# Toronto Math Forum

## APM346-2015F => APM346--Lectures => Web Bonus = Oct => Topic started by: Victor Ivrii on October 04, 2015, 05:51:09 AM

Title: Web bonus problem : Week 4 (#2)
Post by: Victor Ivrii on October 04, 2015, 05:51:09 AM
Problem 1 http://www.math.toronto.edu/courses/apm346h1/20159/PDE-textbook/Chapter2/S2.7.P.html#problem-2.7.P.1 (http://www.math.toronto.edu/courses/apm346h1/20159/PDE-textbook/Chapter2/S2.7.P.html#problem-2.7.P.1)
Title: Re: Web bonus problem : Week 4 (#2)
Post by: Zaihao Zhou on October 21, 2015, 09:38:54 PM
To prove energy conservation law, we need to show $\partial E(t)/ \partial t = 0$
$$\frac{\partial E(t)}{\partial t} = \frac{1}{2} \int_0^\infty (2u_tu_{tt} +2c^2u_xu_{xt}+f(u)u_t) dx$$
$$\frac{\partial E(t)}{\partial t} = \frac{1}{2} \int_0^\infty (2u_t(u_{tt}+f(u)) +2c^2u_xu_{xt}) dx$$
$$\frac{\partial E(t)}{\partial t} = \frac{1}{2} \int_0^\infty (2c^2u_tu_{xx} +2c^2u_xu_{xt}) dx$$
$$\frac{\partial E(t)}{\partial t} = c^2 \int_0^\infty \partial_x(u_tu_x) dx$$
$$\frac{\partial E(t)}{\partial t} = c^2 ( u_tu_x|_{x=\infty} - u_tu_x|_{x=0} )$$

For Dirichlet condition, $u|_{x=0} = 0 \Rightarrow$  u_x|_{x=0} = 0 $u_t|_{x=0} = 0$.  Incorrect! You meant not $u_x$ but ?

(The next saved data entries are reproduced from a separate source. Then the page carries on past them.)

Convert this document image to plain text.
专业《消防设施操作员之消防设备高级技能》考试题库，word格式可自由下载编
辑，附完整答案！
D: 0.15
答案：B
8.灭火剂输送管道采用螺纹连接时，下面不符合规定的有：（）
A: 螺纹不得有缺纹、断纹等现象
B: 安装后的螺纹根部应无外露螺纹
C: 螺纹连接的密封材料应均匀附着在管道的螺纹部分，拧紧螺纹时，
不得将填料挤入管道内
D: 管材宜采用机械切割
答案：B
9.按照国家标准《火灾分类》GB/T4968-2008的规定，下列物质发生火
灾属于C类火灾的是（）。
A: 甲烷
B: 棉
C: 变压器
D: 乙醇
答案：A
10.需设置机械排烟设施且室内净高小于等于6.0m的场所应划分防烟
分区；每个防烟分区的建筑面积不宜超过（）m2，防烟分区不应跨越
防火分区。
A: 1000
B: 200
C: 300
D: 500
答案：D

We also know $u$ vanishes at $\infty$, thus $\partial E(t) / \partial t = 0$
For Newmann condition, $u_x|_{x=0} = 0$. We also know $u$ vanishes at $\infty$, thus $\partial E(t) / \partial t = 0$

Sorry don't know how to strike through an equation.
Title: Re: Web bonus problem : Week 4 (#2)
Post by: Emily Deibert on October 22, 2015, 11:44:33 AM
I believe it should perhaps be $u_t|_{x=0}=0$ for the last part.